Early victim of the immunodeficiency disease AIDS

Then something happens that finally thwarts the myth of the unearthly and unapproachable: Klaus Nomi becomes infected with a sexually transmitted pathogen, plunges into a health crisis and becomes frail. The image is obsolete. The carefully constructed shell, which shimmers on the outside and protects on the inside, dissolves. Klaus Nomi is one of the first to get sick with AIDS. Little is known about this yet. The "human immunodeficiency virus" (the abbreviation HIV has not yet become established) could only be identified a few months earlier. Effective drug treatment is a long way off, while hysteria and fear of gay men are spreading throughout the Western Hemisphere. There is also great uncertainty within the community – and fear of infection.

 

A few weeks after Nomi's health breakdown, on February 10, 1983, an inconspicuous text appears in the "Akron Beacon Journal", a daily newspaper from Ohio, where he had made some celebrated appearances three years earlier. He had also met a few people there more closely. It is not clear whether this article is an editorial message or an advertisement that someone posted for him. Under the heading "Do You Nomi?" it says: "Klaus Nomi (...) is currently suffering from pneumonia and other complications, he is in the New York Hospital (...). Klaus says he would be happy about news."

A harrowing document of loneliness: message in the "Akron Beacon Journal"

The newspaper clipping conveys an idea of the loneliness and despair that Klaus Nomi suffered from in his last phase of life. The Frankfurt literary scholar and Nomi biographer Monika Hempel found it in a US newspaper archive.

 

"Klaus Nomi has given the AIDS crisis a face"

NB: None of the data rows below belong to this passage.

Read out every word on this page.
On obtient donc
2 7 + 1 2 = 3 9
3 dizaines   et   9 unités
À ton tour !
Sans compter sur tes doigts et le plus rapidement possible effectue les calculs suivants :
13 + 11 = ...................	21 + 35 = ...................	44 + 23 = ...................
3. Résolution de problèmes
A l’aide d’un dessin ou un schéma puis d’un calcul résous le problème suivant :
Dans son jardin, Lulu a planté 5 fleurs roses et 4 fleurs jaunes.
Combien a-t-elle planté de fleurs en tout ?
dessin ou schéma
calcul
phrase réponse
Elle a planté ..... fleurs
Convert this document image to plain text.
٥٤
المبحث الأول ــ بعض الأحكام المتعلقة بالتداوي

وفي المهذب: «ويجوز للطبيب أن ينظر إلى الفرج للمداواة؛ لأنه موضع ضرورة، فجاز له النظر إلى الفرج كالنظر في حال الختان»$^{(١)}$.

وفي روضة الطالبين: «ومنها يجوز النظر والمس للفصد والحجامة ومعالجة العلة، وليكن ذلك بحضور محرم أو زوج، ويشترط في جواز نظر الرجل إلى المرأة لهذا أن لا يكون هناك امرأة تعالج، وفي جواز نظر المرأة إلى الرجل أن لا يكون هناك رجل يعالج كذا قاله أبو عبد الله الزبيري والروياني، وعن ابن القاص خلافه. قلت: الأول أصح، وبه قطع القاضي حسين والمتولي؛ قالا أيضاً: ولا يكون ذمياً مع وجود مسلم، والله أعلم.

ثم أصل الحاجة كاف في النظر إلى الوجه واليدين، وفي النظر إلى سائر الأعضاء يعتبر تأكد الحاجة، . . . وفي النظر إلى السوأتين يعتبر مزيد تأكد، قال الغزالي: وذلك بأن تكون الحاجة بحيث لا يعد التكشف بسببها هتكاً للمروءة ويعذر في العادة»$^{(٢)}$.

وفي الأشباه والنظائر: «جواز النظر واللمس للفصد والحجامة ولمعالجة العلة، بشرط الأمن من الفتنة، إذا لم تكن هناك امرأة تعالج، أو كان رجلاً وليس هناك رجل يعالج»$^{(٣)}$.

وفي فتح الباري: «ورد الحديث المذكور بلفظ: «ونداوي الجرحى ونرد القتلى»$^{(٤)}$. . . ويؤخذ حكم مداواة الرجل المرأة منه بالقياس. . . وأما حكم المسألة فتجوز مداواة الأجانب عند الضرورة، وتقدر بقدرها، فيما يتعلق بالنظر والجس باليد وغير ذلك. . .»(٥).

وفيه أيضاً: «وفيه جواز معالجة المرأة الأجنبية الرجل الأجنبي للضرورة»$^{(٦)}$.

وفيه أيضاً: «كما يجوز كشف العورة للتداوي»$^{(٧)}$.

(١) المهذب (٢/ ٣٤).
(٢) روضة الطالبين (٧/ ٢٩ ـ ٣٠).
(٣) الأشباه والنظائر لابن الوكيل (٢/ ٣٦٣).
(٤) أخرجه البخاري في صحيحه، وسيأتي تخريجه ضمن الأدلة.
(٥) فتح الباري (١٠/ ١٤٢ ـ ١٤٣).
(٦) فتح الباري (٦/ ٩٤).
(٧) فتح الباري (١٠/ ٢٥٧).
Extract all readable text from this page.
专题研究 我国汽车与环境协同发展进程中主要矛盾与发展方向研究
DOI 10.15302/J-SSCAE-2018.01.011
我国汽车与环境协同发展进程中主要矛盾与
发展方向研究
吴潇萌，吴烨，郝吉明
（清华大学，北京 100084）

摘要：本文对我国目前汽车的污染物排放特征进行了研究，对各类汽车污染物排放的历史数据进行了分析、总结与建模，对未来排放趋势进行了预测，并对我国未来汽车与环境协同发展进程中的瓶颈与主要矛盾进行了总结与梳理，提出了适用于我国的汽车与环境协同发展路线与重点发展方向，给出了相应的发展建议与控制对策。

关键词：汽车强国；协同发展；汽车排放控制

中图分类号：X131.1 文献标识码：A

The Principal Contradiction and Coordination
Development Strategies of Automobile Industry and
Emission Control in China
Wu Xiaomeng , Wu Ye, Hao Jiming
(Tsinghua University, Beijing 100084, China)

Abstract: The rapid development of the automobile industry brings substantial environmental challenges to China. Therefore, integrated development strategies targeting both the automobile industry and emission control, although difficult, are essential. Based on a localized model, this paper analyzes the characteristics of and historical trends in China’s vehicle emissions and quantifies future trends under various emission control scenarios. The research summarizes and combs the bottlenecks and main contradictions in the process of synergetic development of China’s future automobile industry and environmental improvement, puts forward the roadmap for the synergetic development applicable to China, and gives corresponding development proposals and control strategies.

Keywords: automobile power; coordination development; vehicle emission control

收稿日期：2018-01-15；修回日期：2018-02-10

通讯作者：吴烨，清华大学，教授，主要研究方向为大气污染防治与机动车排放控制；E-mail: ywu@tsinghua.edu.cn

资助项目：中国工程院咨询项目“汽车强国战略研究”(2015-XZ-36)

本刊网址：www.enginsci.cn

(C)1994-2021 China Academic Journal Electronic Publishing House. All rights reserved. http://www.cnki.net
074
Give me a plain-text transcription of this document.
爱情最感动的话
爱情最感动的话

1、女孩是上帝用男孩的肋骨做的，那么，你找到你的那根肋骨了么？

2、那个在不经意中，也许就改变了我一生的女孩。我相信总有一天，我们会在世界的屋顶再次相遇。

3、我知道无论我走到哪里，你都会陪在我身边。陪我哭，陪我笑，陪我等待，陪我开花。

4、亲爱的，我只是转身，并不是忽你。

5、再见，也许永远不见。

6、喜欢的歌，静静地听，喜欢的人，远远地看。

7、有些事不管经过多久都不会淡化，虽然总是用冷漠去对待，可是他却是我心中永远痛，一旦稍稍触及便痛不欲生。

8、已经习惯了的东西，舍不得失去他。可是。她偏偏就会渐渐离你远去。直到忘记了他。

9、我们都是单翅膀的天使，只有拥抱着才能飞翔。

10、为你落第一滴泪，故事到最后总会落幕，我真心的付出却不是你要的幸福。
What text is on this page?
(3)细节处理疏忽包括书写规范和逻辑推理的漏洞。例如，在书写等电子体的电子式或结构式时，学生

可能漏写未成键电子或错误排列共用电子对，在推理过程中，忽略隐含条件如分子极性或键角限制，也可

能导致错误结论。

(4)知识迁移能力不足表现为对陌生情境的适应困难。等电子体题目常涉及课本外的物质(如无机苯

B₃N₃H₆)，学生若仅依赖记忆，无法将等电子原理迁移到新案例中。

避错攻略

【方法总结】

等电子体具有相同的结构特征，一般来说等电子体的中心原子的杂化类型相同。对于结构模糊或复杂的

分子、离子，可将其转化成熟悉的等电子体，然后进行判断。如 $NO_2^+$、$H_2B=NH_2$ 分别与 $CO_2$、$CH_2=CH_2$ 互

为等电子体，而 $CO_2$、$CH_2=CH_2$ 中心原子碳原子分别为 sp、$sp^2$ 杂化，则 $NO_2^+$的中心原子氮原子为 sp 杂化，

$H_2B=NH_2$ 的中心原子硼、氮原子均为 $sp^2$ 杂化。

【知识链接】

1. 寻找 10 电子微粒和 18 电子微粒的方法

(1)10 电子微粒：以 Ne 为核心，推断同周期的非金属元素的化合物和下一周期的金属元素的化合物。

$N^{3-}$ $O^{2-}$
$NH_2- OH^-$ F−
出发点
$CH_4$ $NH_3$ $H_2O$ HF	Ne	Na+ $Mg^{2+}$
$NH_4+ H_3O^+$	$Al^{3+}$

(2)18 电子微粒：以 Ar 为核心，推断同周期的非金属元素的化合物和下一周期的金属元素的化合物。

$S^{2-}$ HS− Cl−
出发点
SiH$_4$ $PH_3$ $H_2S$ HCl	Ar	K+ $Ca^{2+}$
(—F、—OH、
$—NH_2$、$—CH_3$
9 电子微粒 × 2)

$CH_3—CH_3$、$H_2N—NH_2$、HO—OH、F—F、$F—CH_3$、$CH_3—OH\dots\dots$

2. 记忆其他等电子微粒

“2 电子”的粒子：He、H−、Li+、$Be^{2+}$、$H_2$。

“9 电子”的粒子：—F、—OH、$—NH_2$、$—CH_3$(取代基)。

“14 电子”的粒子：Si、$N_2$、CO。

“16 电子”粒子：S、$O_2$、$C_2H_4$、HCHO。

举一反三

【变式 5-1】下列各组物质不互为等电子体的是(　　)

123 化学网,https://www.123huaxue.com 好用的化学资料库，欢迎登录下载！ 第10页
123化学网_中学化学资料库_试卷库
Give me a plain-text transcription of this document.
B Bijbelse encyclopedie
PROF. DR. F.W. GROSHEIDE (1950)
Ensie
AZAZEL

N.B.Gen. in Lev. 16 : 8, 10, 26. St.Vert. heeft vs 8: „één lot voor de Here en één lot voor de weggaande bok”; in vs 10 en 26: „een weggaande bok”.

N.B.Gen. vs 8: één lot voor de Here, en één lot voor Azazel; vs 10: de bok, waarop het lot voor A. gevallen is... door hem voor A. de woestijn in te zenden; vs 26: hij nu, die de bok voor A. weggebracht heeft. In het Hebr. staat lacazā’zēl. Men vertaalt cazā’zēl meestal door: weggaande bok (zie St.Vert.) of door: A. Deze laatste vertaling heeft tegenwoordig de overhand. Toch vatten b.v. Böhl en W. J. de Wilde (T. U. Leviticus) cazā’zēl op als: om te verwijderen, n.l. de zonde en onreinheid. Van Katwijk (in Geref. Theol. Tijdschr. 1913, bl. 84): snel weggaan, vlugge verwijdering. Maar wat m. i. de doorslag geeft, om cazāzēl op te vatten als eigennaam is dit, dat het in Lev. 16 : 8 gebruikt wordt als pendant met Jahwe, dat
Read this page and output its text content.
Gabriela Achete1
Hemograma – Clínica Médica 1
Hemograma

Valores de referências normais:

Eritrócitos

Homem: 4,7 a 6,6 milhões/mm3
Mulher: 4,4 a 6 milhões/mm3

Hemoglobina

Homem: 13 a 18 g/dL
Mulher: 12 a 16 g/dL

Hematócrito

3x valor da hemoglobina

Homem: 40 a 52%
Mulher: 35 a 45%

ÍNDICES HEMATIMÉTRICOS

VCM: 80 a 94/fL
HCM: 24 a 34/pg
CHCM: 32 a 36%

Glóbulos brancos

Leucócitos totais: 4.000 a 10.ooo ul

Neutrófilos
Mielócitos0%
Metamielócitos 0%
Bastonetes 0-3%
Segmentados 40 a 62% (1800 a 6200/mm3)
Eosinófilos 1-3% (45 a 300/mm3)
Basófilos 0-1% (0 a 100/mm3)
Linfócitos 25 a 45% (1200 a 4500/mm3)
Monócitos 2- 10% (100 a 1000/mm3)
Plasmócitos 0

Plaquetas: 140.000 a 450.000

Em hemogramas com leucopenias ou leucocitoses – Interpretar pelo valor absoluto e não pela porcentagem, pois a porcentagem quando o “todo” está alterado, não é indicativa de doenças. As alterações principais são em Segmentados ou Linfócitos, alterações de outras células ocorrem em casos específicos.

After the publication of the advertisement, Nomi's condition worsens. With the exception of his girlfriend Maxine St. Clair, who took the cover photo of his second album "A Simple Man", most of his acquaintances keep their distance. Nomi's mother still visits him in New York, but flies back to Germany before his death in order not to let the ticket expire. When he died at the Memorial Sloan Kettering Cancer Center on August 6, 1983, impoverished and largely isolated at the age of 39, the public found out about his infection. The news goes around the world. Klaus Nomi becomes the first prominent death victim of a new disease, which is stigmatized by some with the term "gay plague". Only a year later it will hit Rock Hudson, and another eight years later Freddie Mercury. About a month after Nomi's death, the first AIDS relief organizations are established in Germany.

 

"Klaus Nomi has given the AIDS crisis a face," says Hempel, who is currently writing a book about him. Although at that time this face could not be more than a do-you-nomi projection screen. However, the dazzlingly uncertain and ignorant corresponded to the level of knowledge of the majority population at that time compared to the main risk group. Even before the outbreak of AIDS, this was vilified with unsightly regularity by campaigns of tabloid newspapers such as "Bild".

Klaus Nomi biographer Monika Hempel with a mascot and the linocut print "Klaus im Dirndl". Her book is expected to be published in the spring of next year

In order to get to the bottom of the Nomi-Sperber phenomenon, Monika Hempel spent a week rummaging through the estate in the theater library at Harvard, which was distributed over fifteen boxes - and discovered something quite surprising in the process. "I found his drawings particularly touching, including some costume designs. Even as a child, he drew, among other fairy-tale characters of Walt Disney." The script of a short story was also there, probably the concept for a planned stage show. It is titled "NOMI, or How the Musical Was was won!"

 

"Nomi styles herself as an alien, the child of a love marriage of Maria Callas, queen of opera, and Elvis Presley, king of rock'n'roll," says Hempel. "The baby Nomi is a redeemer figure, called to overcome not only the musical war, but all the military conflicts on earth and in space. His mother sends him to earth to deprive him of the influence of the father."